Это удавалось, тем более что бед и тревог хватало во все те трудные, неспокойные годы…
Озимые росли сами собой, забот о них было немного, но посеяно их было всего две нивки, а главную часть надела на пригорке надо было пахать под яровые. Оно ничего, конечно, как-нибудь бы вспахали, вот только самый верх пригорка с позапрошлого года оставался залежью, Яхимовский его не пахал: арендатор когда-то забросил, потому что земля там была не дай бог – камни, суглинок, который в засушливый год становился как скала. Яхимовский, разумеется, мог позволить себе десятину-другую бросить под залежь, у него хватало и лучшей земли, а каково было им? Весной засушило, дождей не было, но, когда потеплело, Петрок запряг в плуг молодую кобылу и поехал поднимать залежь.
Он бился там с утра до полудня. Степанида, занятая другими делами в усадьбе, ждала его обедать и не дождалась. Почувствовав недоброе, она бросила недоделанное на дворе и краем оврага помчалась на тот их злополучный надел.
Еще издали, от оврага, она увидела на пригорке мужа, который, почему-то оставив в борозде плуг, хлопотал возле кобылки, понуро стоявшей среди сухих стеблей прошлогоднего бурьяна с низко опущенной головой и мокрыми от пота боками. Степанида взбежала на узенькие вспаханные бороздки и ойкнула, поколов ноги о суглинок, который вперемежку с бурьяном и комьями сухого навоза, будто битый кирпич, краснел на пахоте. Неудивительно, что изнемогла кобылка, тут и старая хорошая лошадь, верно, надорвала бы жилы, потягав за собой плуг. Вороная их кобылка совсем потемнела от пота, ручьями стекавшего по ее выдававшимся ребрам, бока ее ходили ходуном от усталости, а голова опускалась все ниже к земле. Босой, в неподпоясанной самотканой сорочке, Петрок со взмокшими от пота плечами оглянулся на Степаниду и дернул за узду кобылку, та вдруг пошатнулась, задние ноги ее раскорячились, и она опустилась в постромках на жесткую пахоту.
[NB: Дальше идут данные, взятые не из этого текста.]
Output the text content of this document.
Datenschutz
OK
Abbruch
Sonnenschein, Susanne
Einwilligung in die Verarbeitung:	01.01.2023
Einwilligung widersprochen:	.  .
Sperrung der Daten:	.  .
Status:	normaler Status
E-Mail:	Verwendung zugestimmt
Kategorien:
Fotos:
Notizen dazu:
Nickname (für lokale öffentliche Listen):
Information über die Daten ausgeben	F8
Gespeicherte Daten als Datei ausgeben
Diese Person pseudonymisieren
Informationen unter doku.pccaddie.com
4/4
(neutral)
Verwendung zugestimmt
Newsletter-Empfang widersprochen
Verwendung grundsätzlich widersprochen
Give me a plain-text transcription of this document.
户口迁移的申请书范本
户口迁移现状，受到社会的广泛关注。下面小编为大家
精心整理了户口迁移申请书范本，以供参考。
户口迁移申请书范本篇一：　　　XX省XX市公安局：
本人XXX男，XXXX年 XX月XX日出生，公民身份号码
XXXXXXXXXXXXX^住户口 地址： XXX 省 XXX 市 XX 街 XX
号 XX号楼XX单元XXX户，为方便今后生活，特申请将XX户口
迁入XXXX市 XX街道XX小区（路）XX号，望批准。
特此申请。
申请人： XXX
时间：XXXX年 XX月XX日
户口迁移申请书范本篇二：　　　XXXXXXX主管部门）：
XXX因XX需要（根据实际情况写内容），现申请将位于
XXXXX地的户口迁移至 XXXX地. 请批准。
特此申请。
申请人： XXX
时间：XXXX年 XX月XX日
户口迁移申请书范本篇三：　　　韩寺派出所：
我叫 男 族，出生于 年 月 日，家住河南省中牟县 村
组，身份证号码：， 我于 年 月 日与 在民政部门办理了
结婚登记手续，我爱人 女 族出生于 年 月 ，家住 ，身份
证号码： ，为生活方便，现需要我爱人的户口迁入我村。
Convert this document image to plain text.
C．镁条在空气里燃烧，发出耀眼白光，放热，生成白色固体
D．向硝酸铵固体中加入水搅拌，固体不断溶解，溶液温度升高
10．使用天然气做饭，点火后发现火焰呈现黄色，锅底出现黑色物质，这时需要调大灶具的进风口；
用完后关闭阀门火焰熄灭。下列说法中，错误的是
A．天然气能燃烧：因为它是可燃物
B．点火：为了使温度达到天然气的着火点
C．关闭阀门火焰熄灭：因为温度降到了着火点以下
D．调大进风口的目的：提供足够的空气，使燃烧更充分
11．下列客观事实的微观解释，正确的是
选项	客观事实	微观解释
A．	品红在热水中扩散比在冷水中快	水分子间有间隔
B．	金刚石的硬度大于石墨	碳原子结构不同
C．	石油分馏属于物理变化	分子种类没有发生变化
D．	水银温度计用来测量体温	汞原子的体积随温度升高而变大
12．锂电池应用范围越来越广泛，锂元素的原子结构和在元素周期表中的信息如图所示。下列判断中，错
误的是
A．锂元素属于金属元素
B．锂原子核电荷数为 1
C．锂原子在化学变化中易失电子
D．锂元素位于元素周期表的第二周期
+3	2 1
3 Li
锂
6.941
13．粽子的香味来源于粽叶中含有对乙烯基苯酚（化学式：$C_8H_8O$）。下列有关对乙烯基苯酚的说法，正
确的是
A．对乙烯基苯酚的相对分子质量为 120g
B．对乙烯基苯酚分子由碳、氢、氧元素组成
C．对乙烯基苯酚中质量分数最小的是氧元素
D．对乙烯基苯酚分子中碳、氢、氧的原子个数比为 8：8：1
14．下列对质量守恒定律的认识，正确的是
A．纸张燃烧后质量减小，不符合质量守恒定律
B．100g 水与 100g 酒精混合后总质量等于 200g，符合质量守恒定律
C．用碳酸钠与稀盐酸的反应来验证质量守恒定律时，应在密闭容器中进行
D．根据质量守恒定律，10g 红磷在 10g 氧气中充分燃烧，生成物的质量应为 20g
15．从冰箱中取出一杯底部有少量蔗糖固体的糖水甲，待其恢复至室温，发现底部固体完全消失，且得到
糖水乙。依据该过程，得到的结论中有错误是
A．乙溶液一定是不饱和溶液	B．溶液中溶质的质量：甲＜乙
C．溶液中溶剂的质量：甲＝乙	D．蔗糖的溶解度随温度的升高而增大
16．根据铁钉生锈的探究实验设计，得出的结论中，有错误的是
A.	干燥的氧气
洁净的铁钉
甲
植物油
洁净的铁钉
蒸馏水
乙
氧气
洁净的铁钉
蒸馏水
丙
– Ой, беда, что же делать? – сокрушался Петрок, пытаясь угрозами и лаской поднять кобылку, но все его усилия оставались напрасными. Вскоре не выдержали и передние ноги, кобылка вытянулась в упряжи, судорожно загребая копытами суглинок. Петрок испуганно бросился ее распрягать, но впопыхах не мог освободить от съехавшего на голову хомута, тогда Степанида сбросила с плуга валек, тем ослабив постромки. Она уже отчетливо сознавала, что в их только что начавшуюся самостоятельную жизнь вдруг ворвалась беда.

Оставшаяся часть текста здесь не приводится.